人は見た目で損をする




車が行き交う駅前。アヤは恋人である黒木を待っていた。
21歳のアヤと、43歳の黒木は仕事柄、逢える時間が少ない。
今日は一ヶ月ぶりのデートである。

「……遅い」

時計を見るアヤ。時刻は9時半。

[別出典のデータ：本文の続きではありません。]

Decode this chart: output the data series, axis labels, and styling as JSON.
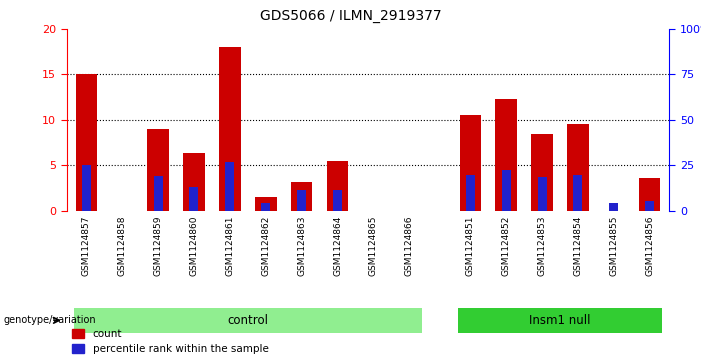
{
  "title": "GDS5066 / ILMN_2919377",
  "samples": [
    "GSM1124857",
    "GSM1124858",
    "GSM1124859",
    "GSM1124860",
    "GSM1124861",
    "GSM1124862",
    "GSM1124863",
    "GSM1124864",
    "GSM1124865",
    "GSM1124866",
    "GSM1124851",
    "GSM1124852",
    "GSM1124853",
    "GSM1124854",
    "GSM1124855",
    "GSM1124856"
  ],
  "count_values": [
    15,
    0,
    9,
    6.3,
    18,
    1.5,
    3.2,
    5.5,
    0,
    0,
    10.5,
    12.3,
    8.4,
    9.5,
    0,
    3.6
  ],
  "percentile_values": [
    25,
    0,
    19,
    13,
    27,
    4,
    11.5,
    11.5,
    0,
    0,
    19.5,
    22.5,
    18.5,
    19.5,
    4,
    5.5
  ],
  "groups": [
    {
      "label": "control",
      "start": 0,
      "end": 9,
      "color": "#90ee90"
    },
    {
      "label": "Insm1 null",
      "start": 10,
      "end": 15,
      "color": "#32cd32"
    }
  ],
  "ylim_left": [
    0,
    20
  ],
  "ylim_right": [
    0,
    100
  ],
  "yticks_left": [
    0,
    5,
    10,
    15,
    20
  ],
  "yticks_right": [
    0,
    25,
    50,
    75,
    100
  ],
  "bar_color_red": "#cc0000",
  "bar_color_blue": "#2222cc",
  "bg_color": "#d3d3d3",
  "bar_width": 0.6,
  "blue_bar_width": 0.25,
  "legend_count": "count",
  "legend_pct": "percentile rank within the sample",
  "genotype_label": "genotype/variation",
  "n_control": 10,
  "n_insm1": 6
}
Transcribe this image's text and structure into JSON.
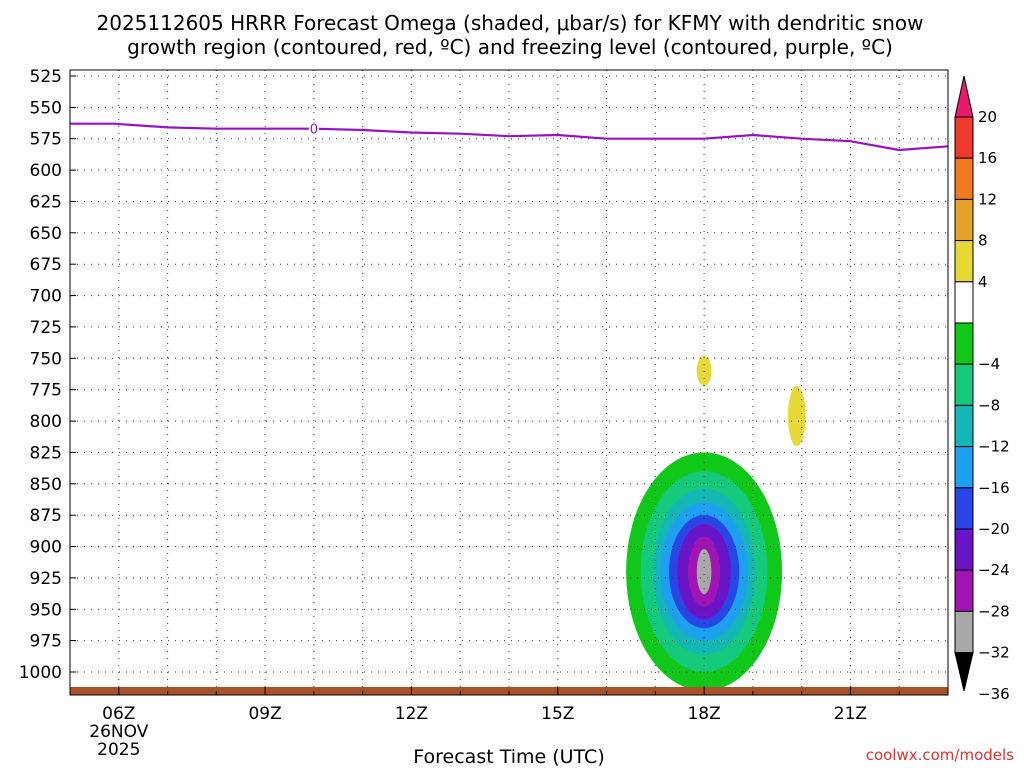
{
  "chart_data": {
    "type": "heatmap",
    "title_line1": "2025112605 HRRR Forecast Omega (shaded, μbar/s) for KFMY with dendritic snow",
    "title_line2": "growth region (contoured, red, ºC) and freezing level (contoured, purple, ºC)",
    "xlabel": "Forecast Time (UTC)",
    "ylabel": "Pressure (mb)",
    "credit": "coolwx.com/models",
    "x_range_hours_utc": [
      5.0,
      23.0
    ],
    "x_ticks": [
      {
        "hour": 6,
        "label": "06Z",
        "sub1": "26NOV",
        "sub2": "2025"
      },
      {
        "hour": 9,
        "label": "09Z"
      },
      {
        "hour": 12,
        "label": "12Z"
      },
      {
        "hour": 15,
        "label": "15Z"
      },
      {
        "hour": 18,
        "label": "18Z"
      },
      {
        "hour": 21,
        "label": "21Z"
      }
    ],
    "y_ticks": [
      525,
      550,
      575,
      600,
      625,
      650,
      675,
      700,
      725,
      750,
      775,
      800,
      825,
      850,
      875,
      900,
      925,
      950,
      975,
      1000
    ],
    "y_range_mb": [
      515,
      1015
    ],
    "colorbar": {
      "labels": [
        "20",
        "16",
        "12",
        "8",
        "4",
        "−4",
        "−8",
        "−12",
        "−16",
        "−20",
        "−24",
        "−28",
        "−32",
        "−36"
      ],
      "bins": [
        {
          "lo": 20,
          "hi": 24,
          "color": "#e8196e"
        },
        {
          "lo": 16,
          "hi": 20,
          "color": "#ee3a2c"
        },
        {
          "lo": 12,
          "hi": 16,
          "color": "#f07b1f"
        },
        {
          "lo": 8,
          "hi": 12,
          "color": "#e6a228"
        },
        {
          "lo": 4,
          "hi": 8,
          "color": "#e6d835"
        },
        {
          "lo": -4,
          "hi": 4,
          "color": "#ffffff"
        },
        {
          "lo": -8,
          "hi": -4,
          "color": "#10c81a"
        },
        {
          "lo": -12,
          "hi": -8,
          "color": "#14c87c"
        },
        {
          "lo": -16,
          "hi": -12,
          "color": "#14b6b6"
        },
        {
          "lo": -20,
          "hi": -16,
          "color": "#1ea0f0"
        },
        {
          "lo": -24,
          "hi": -20,
          "color": "#2846e6"
        },
        {
          "lo": -28,
          "hi": -24,
          "color": "#6a14c8"
        },
        {
          "lo": -32,
          "hi": -28,
          "color": "#a014b4"
        },
        {
          "lo": -36,
          "hi": -32,
          "color": "#a8a8a8"
        },
        {
          "lo": -40,
          "hi": -36,
          "color": "#000000"
        }
      ]
    },
    "freezing_level": {
      "color": "#9a10c8",
      "label": "0",
      "label_hour": 10.0,
      "points": [
        {
          "hour": 5.0,
          "mb": 563
        },
        {
          "hour": 5.9,
          "mb": 563
        },
        {
          "hour": 7.0,
          "mb": 566
        },
        {
          "hour": 8.0,
          "mb": 567
        },
        {
          "hour": 9.0,
          "mb": 567
        },
        {
          "hour": 10.0,
          "mb": 567
        },
        {
          "hour": 11.0,
          "mb": 568
        },
        {
          "hour": 12.0,
          "mb": 570
        },
        {
          "hour": 13.0,
          "mb": 571
        },
        {
          "hour": 14.0,
          "mb": 573
        },
        {
          "hour": 15.0,
          "mb": 572
        },
        {
          "hour": 16.0,
          "mb": 575
        },
        {
          "hour": 17.0,
          "mb": 575
        },
        {
          "hour": 18.0,
          "mb": 575
        },
        {
          "hour": 19.0,
          "mb": 572
        },
        {
          "hour": 20.0,
          "mb": 575
        },
        {
          "hour": 21.0,
          "mb": 577
        },
        {
          "hour": 22.0,
          "mb": 584
        },
        {
          "hour": 23.0,
          "mb": 581
        }
      ]
    },
    "omega_features": [
      {
        "omega": -4,
        "hour": 20.9,
        "mb": 533,
        "rh": 0.25,
        "rp": 26,
        "note": "top edge, reaches 519 mb"
      },
      {
        "omega": -4,
        "hour": 15.0,
        "mb": 766,
        "rh": 0.15,
        "rp": 29
      },
      {
        "omega": 4,
        "hour": 18.0,
        "mb": 760,
        "rh": 0.15,
        "rp": 12
      },
      {
        "omega": 4,
        "hour": 19.9,
        "mb": 796,
        "rh": 0.18,
        "rp": 24
      },
      {
        "omega": -4,
        "hour": 7.0,
        "mb": 963,
        "rh": 0.18,
        "rp": 15
      },
      {
        "omega": -4,
        "hour": 22.1,
        "mb": 800,
        "rh": 0.64,
        "rp": 57
      },
      {
        "omega": -4,
        "hour": 17.8,
        "mb": 920,
        "rh": 2.5,
        "rp": 122
      },
      {
        "omega": -8,
        "hour": 18.0,
        "mb": 920,
        "rh": 1.6,
        "rp": 95
      },
      {
        "omega": -12,
        "hour": 18.0,
        "mb": 920,
        "rh": 1.3,
        "rp": 80
      },
      {
        "omega": -16,
        "hour": 18.0,
        "mb": 920,
        "rh": 1.05,
        "rp": 66
      },
      {
        "omega": -20,
        "hour": 18.0,
        "mb": 920,
        "rh": 0.9,
        "rp": 55
      },
      {
        "omega": -24,
        "hour": 18.0,
        "mb": 920,
        "rh": 0.72,
        "rp": 45
      },
      {
        "omega": -28,
        "hour": 18.0,
        "mb": 920,
        "rh": 0.55,
        "rp": 38
      },
      {
        "omega": -32,
        "hour": 18.0,
        "mb": 920,
        "rh": 0.33,
        "rp": 28
      },
      {
        "omega": -36,
        "hour": 18.0,
        "mb": 920,
        "rh": 0.15,
        "rp": 18
      }
    ],
    "ground_color": "#a8522a"
  }
}
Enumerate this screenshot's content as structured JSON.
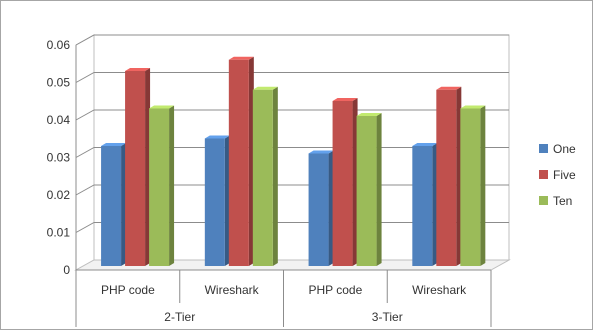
{
  "chart_data": {
    "type": "bar",
    "style": "3d-clustered-column",
    "groups": [
      {
        "label": "2-Tier",
        "categories": [
          "PHP code",
          "Wireshark"
        ]
      },
      {
        "label": "3-Tier",
        "categories": [
          "PHP code",
          "Wireshark"
        ]
      }
    ],
    "categories": [
      "PHP code",
      "Wireshark",
      "PHP code",
      "Wireshark"
    ],
    "series": [
      {
        "name": "One",
        "color": "#4f81bd",
        "values": [
          0.032,
          0.034,
          0.03,
          0.032
        ]
      },
      {
        "name": "Five",
        "color": "#c0504d",
        "values": [
          0.052,
          0.055,
          0.044,
          0.047
        ]
      },
      {
        "name": "Ten",
        "color": "#9bbb59",
        "values": [
          0.042,
          0.047,
          0.04,
          0.042
        ]
      }
    ],
    "y_ticks": [
      "0",
      "0.01",
      "0.02",
      "0.03",
      "0.04",
      "0.05",
      "0.06"
    ],
    "ylim": [
      0,
      0.06
    ],
    "grid": true,
    "legend_position": "right"
  }
}
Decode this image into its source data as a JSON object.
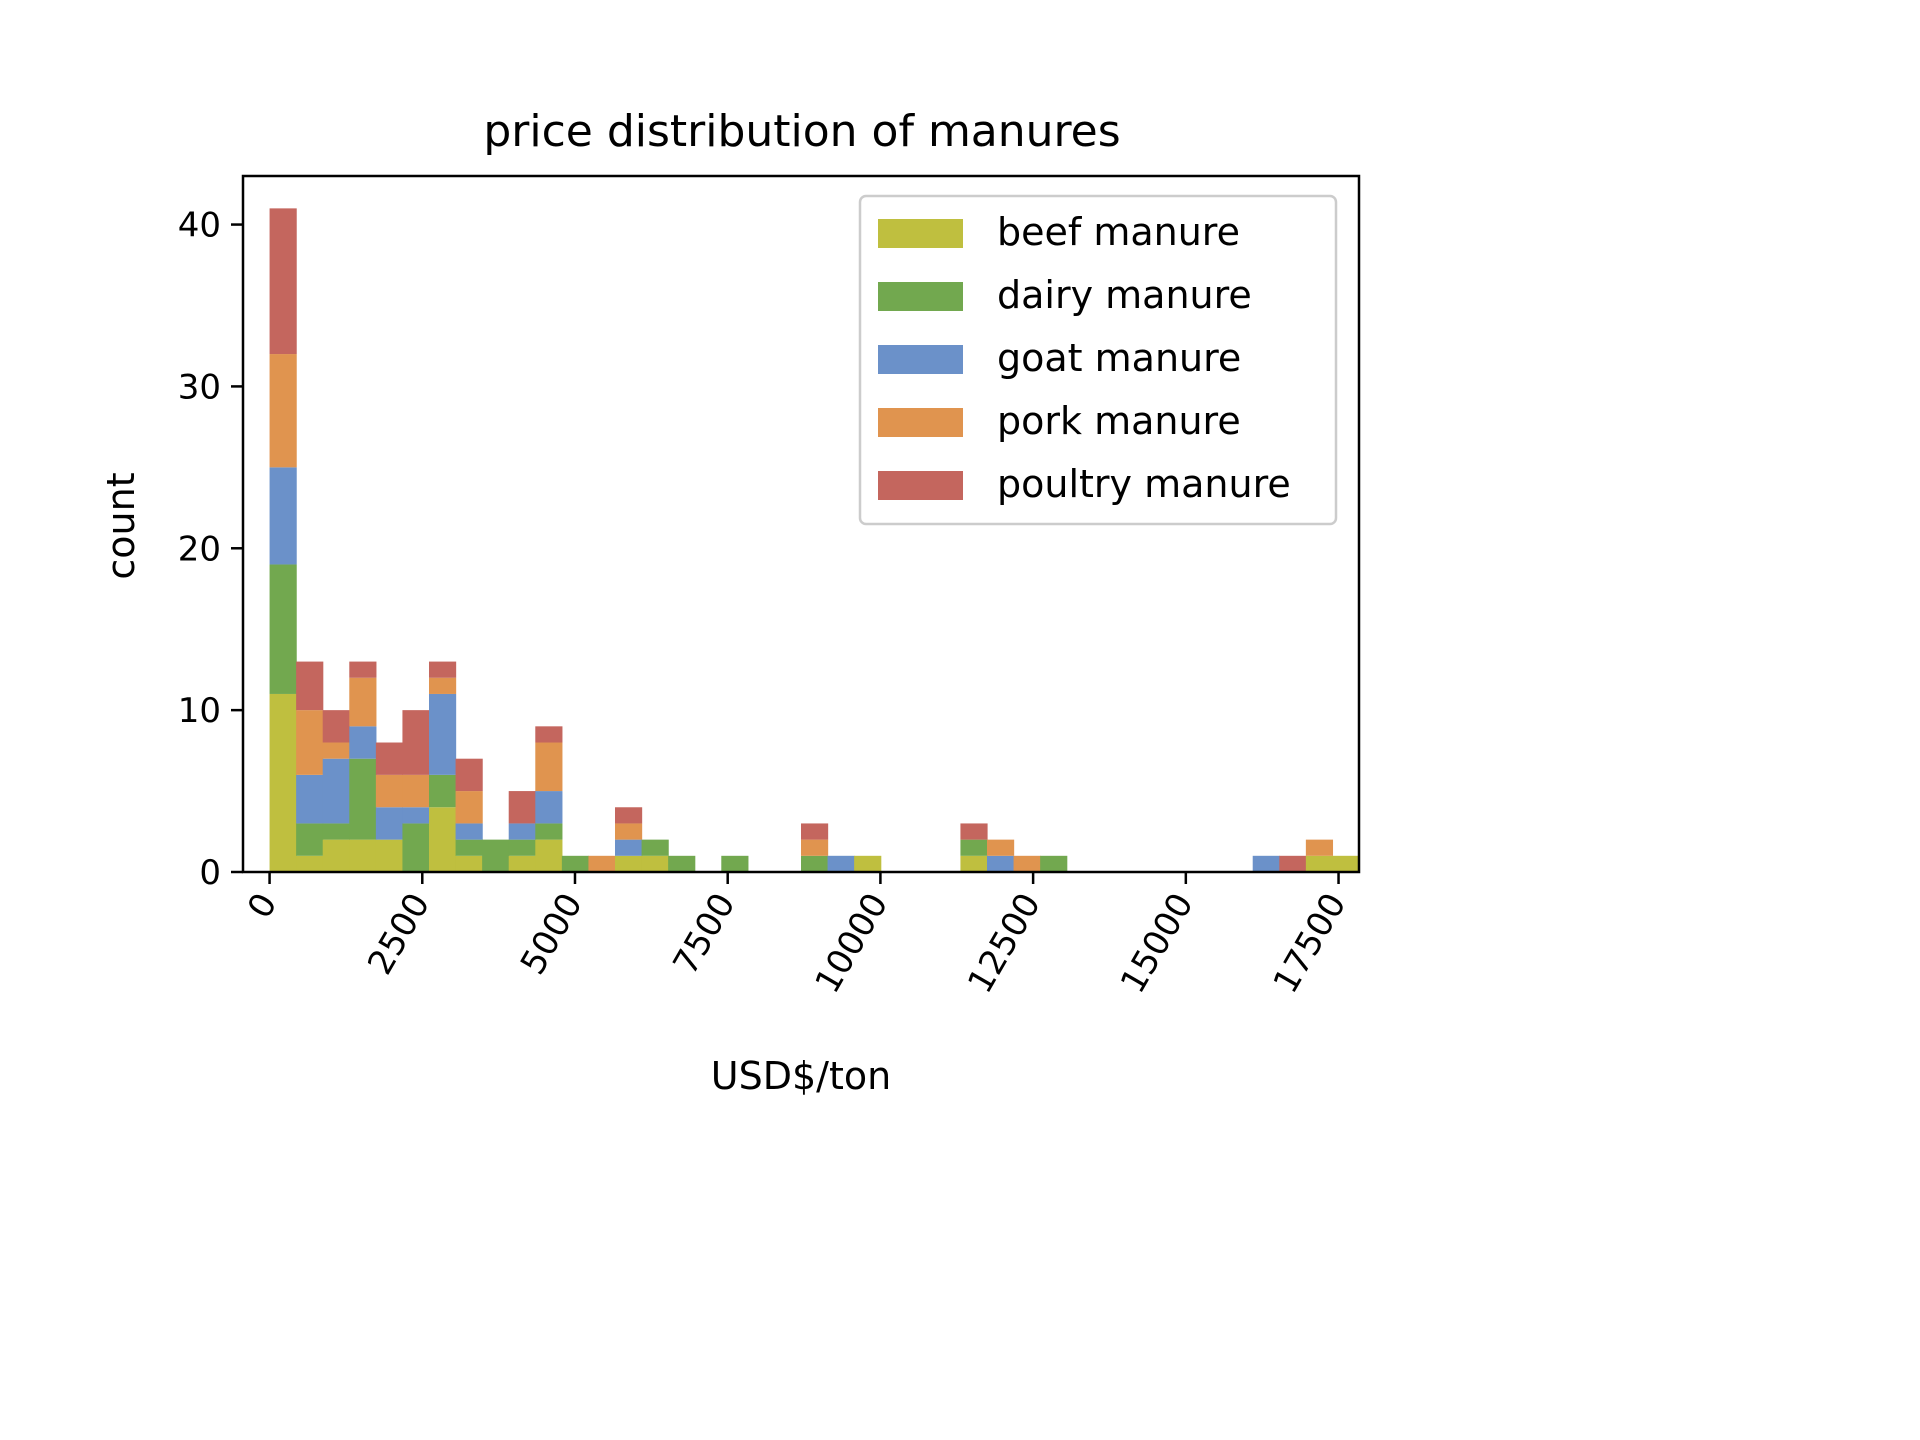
{
  "chart_data": {
    "type": "bar",
    "stacked": true,
    "histogram": true,
    "title": "price distribution of manures",
    "xlabel": "USD$/ton",
    "ylabel": "count",
    "bin_width": 435,
    "bin_start": 0,
    "xlim": [
      -435,
      17835
    ],
    "ylim": [
      0,
      43
    ],
    "xticks": [
      0,
      2500,
      5000,
      7500,
      10000,
      12500,
      15000,
      17500
    ],
    "xtick_labels": [
      "0",
      "2500",
      "5000",
      "7500",
      "10000",
      "12500",
      "15000",
      "17500"
    ],
    "yticks": [
      0,
      10,
      20,
      30,
      40
    ],
    "ytick_labels": [
      "0",
      "10",
      "20",
      "30",
      "40"
    ],
    "legend_position": "top-right",
    "grid": false,
    "series": [
      {
        "name": "beef manure",
        "color": "#bfbf3f",
        "values": [
          11,
          1,
          2,
          2,
          2,
          0,
          4,
          1,
          0,
          1,
          2,
          0,
          0,
          1,
          1,
          0,
          0,
          0,
          0,
          0,
          0,
          0,
          0,
          0,
          0,
          0,
          0,
          0,
          0,
          0,
          0,
          0,
          0,
          0,
          0,
          0,
          0,
          0,
          0,
          1
        ]
      },
      {
        "name": "dairy manure",
        "color": "#72a84f",
        "values": [
          8,
          2,
          1,
          5,
          0,
          3,
          2,
          1,
          2,
          1,
          1,
          1,
          0,
          0,
          1,
          1,
          0,
          1,
          0,
          0,
          0,
          0,
          0,
          0,
          0,
          0,
          0,
          0,
          0,
          0,
          0,
          0,
          0,
          0,
          0,
          0,
          0,
          0,
          0,
          0
        ]
      },
      {
        "name": "goat manure",
        "color": "#6b91c9",
        "values": [
          6,
          3,
          4,
          2,
          2,
          1,
          5,
          1,
          0,
          1,
          2,
          0,
          0,
          1,
          0,
          0,
          0,
          0,
          0,
          0,
          0,
          0,
          0,
          0,
          0,
          0,
          0,
          0,
          0,
          0,
          0,
          0,
          0,
          0,
          0,
          0,
          0,
          0,
          0,
          0
        ]
      },
      {
        "name": "pork manure",
        "color": "#e0944f",
        "values": [
          7,
          4,
          1,
          3,
          2,
          2,
          1,
          2,
          0,
          0,
          3,
          0,
          1,
          1,
          0,
          0,
          0,
          0,
          0,
          0,
          0,
          0,
          0,
          0,
          0,
          0,
          0,
          0,
          0,
          0,
          0,
          0,
          0,
          0,
          0,
          0,
          0,
          0,
          0,
          0
        ]
      },
      {
        "name": "poultry manure",
        "color": "#c4665e",
        "values": [
          9,
          3,
          2,
          1,
          2,
          4,
          1,
          2,
          0,
          2,
          1,
          0,
          0,
          1,
          0,
          0,
          0,
          0,
          0,
          0,
          0,
          0,
          0,
          0,
          0,
          0,
          0,
          0,
          0,
          0,
          0,
          0,
          0,
          0,
          0,
          0,
          0,
          0,
          0,
          0
        ]
      }
    ],
    "sparse_bins": {
      "9570": {
        "dairy manure": 1,
        "pork manure": 1,
        "poultry manure": 1
      },
      "10005": {
        "goat manure": 1
      },
      "10440": {
        "beef manure": 1
      },
      "12615": {
        "beef manure": 1,
        "dairy manure": 1,
        "poultry manure": 1
      },
      "13050": {
        "goat manure": 1,
        "pork manure": 1
      },
      "13485": {
        "pork manure": 1
      },
      "13920": {
        "dairy manure": 1
      },
      "17835": {
        "goat manure": 1
      },
      "18270": {
        "poultry manure": 1
      },
      "18705": {
        "pork manure": 1
      },
      "19140": {
        "beef manure": 1
      }
    }
  }
}
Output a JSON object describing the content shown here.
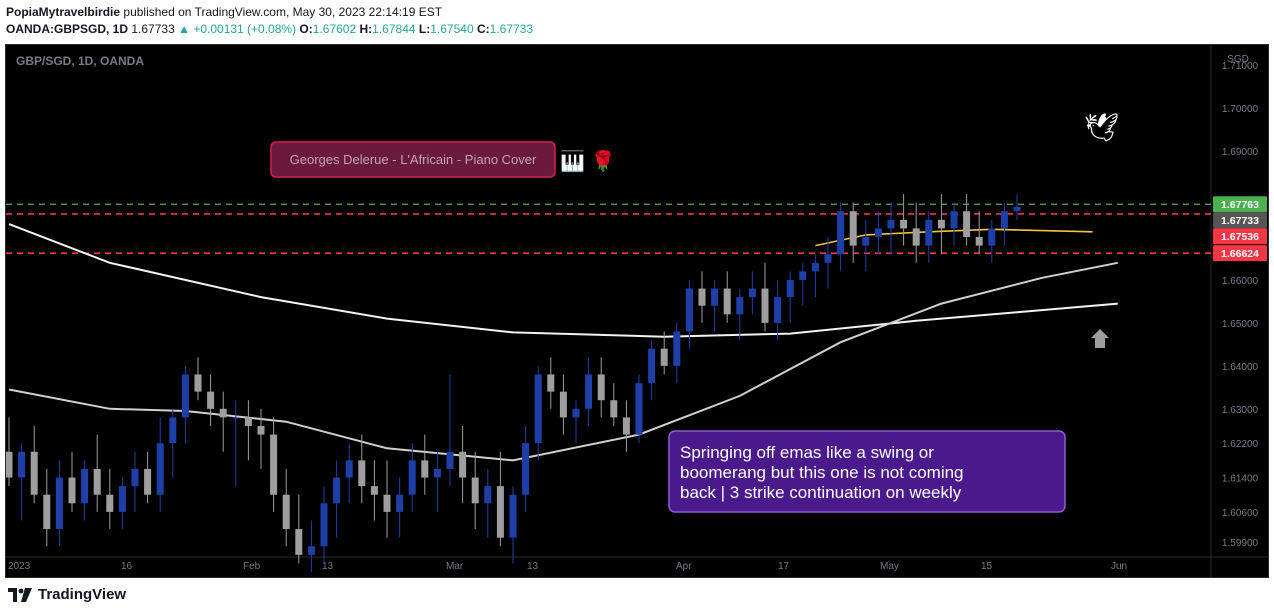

待ち合わせを30分も過ぎてしまった。
まあ、いつものことだと思いつつ、アヤはため息を吐く。
43歳という年齢を感じさせないほど鍛え上げられた肉体を持つ黒木。
元ボクサーということもあり、常人とは思えない雰囲気を持っている。
さすがVシネマ俳優というべきか、危ない職業の人と思われてしまうことが多いのだ。
今日も、喧嘩を売られたか、警察に職質されているのだろう。

「もう、帰っちゃおうかな……」
「お前は恋人一人、待つことができねェのか?」
「ひィ!!」

背後から逞しい腕に抱きしめられ、アヤは悲鳴に近い声を上げてしまった。
力強く抱きしめられていたので、首だけで後ろを向くと革製の上下に身を包んだ黒木が立っていた。
黒のワイシャツの下に覗く金のネックレスが車の明かりを反射して輝く。
フェミニン系でまとめてあるアヤと並ぶと、なんて不思議な光景か。
周囲からの視線を感じたアヤは身を捩って黒木の腕から抜け出す。
そして黒木の正面を向いた。

「恋人に抱きしめられて悲鳴をあげるってどういうことだよ」

背後にある壁にアヤを押し付け、不敵に笑う黒木。
普通に笑っているはずなのに悪巧みを考えるように見えてしまうとは、なんと損なことだろう。
アヤは黒木の恐ろしい顔を見慣れているため、いつもどおりに返事をした。

「だって遅すぎるんだもん。 どうせ喧嘩か職質でしょ?」
「違う、酔っ払いに絡まれてた女を助けてたんだよ。
 って、お前……俺のこと、どう見てんだ?」

正義感が人一倍強い黒木。
しかし、外見が外見だけに良いことをしても損することが多い。
アヤにとっては、そんなところが黒木を好きになった理由なのだが。

「ん〜……舎弟を侍らせて、組を持っていそうな人?」
「もろ極道じゃねェか!!」

強い口調ながらも、年下の恋人とじゃれるように黒木はアヤの頭を抱きしめる。
そのとき――

「君。 ちょっといいかい?」

黒木の肩を叩く警官。
二人を囲むように、5人の警官がそこにいた。

「聞きたいことがあるから、そこまで同行を願いたい」
「はぁ……」

突然のことで黒木は素直にうなずく。
すると、アヤの腕を一人の警官が引っ張った。
警官は小さな声で言う。

「早く逃げなさい」
「え?」
「夜は危ないんだ。 この男は私達が抑えておく」


どうやらアヤは極道にナンパされて困っているように見えたらしい。
周囲の人々も心配そうにこちらを見ている。
黒木もそのことに気がついたのか、アヤに向かって声をかけた。

「アヤ、俺達は恋人同士だと言ってやれ!」
「はいはい。 女性を脅そうとしてもダメだよ」
「あ〜や〜……」

大柄な黒木を、警官たちは3人がかりで引っ張って行く。
取り残されたアヤは唖然としたまま見送ることしか出来なかった。
そのとき、携帯が鳴っていることに気がつく。
見れば黒木の高校の先輩であり、仕事の先輩である橘からのメールだった。

『黒木の携帯が繋がらないんだが、お前と一緒か?』

少し考えたアヤは、橘にメールを送り返す。

『一緒でしたが、黒木さんは今警察に連れていかれました。一緒に警察に迎えに行ってくれませんか?』

メールを送ってすぐに橘はアヤのところに来た。
そして警察に一緒に迎えにいったのは良かったが、やはり橘もVシネマ俳優。
その極悪人面で、よけいに事態を悪化させる結果となる。


「で、君はどこの組なんだ?」
「だから違うっていったんだろ!!」
「少し前に、君に特徴が似ている男が酔っ払いを殴ったとの通報があったのだが……」
「それは俺かもしれねェが……」
「ふむ。詳しく聞かせてもらおう」
「アヤっ! 早く来てくれ!!」


数分後に起こる混乱を知らぬまま、黒木は警察で取り調べを受けていた。



― 終わっとけ ―











あとがき
橘さんは、高校のときにやった演劇で黒木のことを「若」と呼んでから、今でも「若」と呼ぶ癖があります。